The cost of the mission is estimated at $65 million, most of which goes to the construction of the 50 satellites ($48.7 million), then testing, support and engineering ($11.5 million), and of course launch ($4, 8 million dollars). This seems reasonable enough in theory.

But it gets a little fuzzy on income estimates. A complex equation to determine which cities, regions and times of the year would make more money suggests that winter provides the highest ROI. You might think: but people stay inside during the winter. Yes, but not in the tropics and much of south and southeast Asia, where winter brings longer nights but nothing like bad weather in northern latitudes. And it just so happens some of the most populous cities in the world are there.

Images showing possible satellite configurations in Olympic rings and Eiffel Tower shapes.

Their most optimistic estimate puts the net income at about $111 million, over three months and 24 shows — which works out to about $4.6 million per ad. Super Bowl ads cost more than that and are only 30 seconds long — though of course they’re in 4K and color with sound. But the money and appetite for gimmicky advertising is certainly there.

The more important question is does anyone want to see ads in the sky?

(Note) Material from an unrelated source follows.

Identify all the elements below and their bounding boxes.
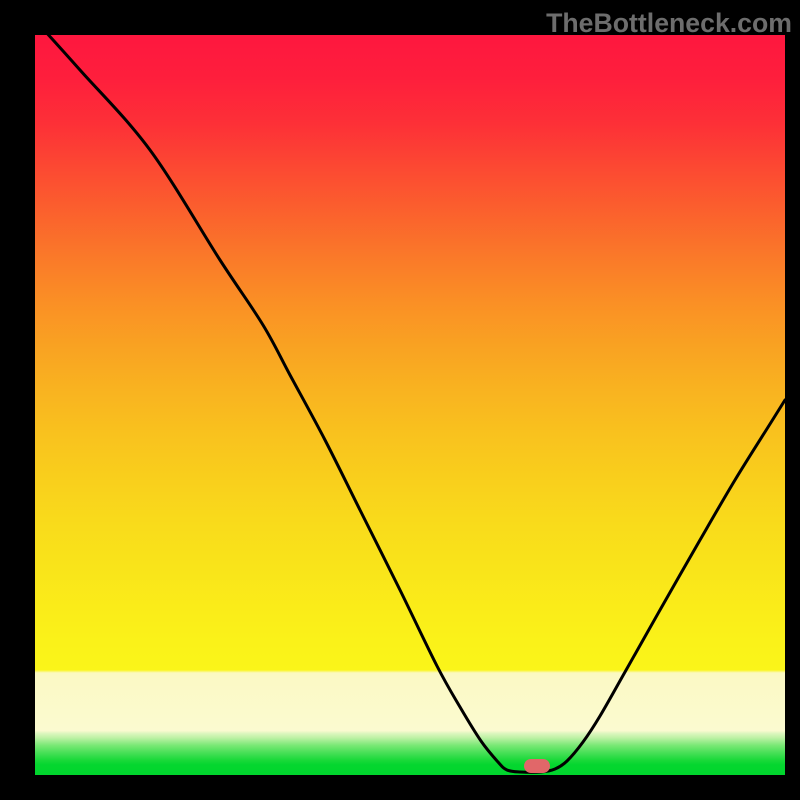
chart-canvas: TheBottleneck.com [0,0,800,800]
plot-background [0,0,800,800]
watermark-text: TheBottleneck.com [546,8,792,39]
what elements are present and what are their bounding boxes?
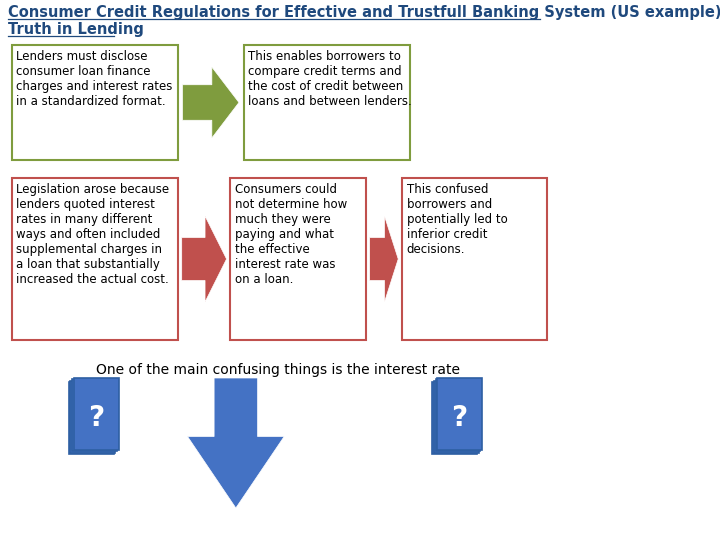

Almost certainly not. While the novelty of a satellite display can be awe-inspiring for a while, this display of the Pepsi logo — or more likely, or something — can quickly turn awe into disgust. “Is this? A sweet ad?” if you want.

It would be a huge gamble of fame: the first company to place its advertisements among the stars. Sure, we had sponsored content and logos on the International Space Station, but this is different. When you see the ISS pass overhead, it doesn’t flash “SNICKERS SATISFIES” in Morse code at you.

The study by Skoltech and MIPT is probably something that has been speculated about internally at many companies that have considered the possibility for years. However, the idea that the whole business can actually make money is a relatively new development. Even five years ago, the numbers might not have worked. And remember that this is only one view of the problem – others may come to different conclusions.

Will we soon see advertisements in the stars? Unlikely, but anything profitable tends to happen sooner or later in this crazy, crazy world of ours, so don’t be surprised if you hear of attempts being made. Maybe we’ll outlaw it – but who has jurisdiction? Or maybe the launch companies will downsize – but do they want to put themselves in that position? It’s a weird possibility and very science fiction, but so is a lot of what’s going on these days.

The full text is available to read here.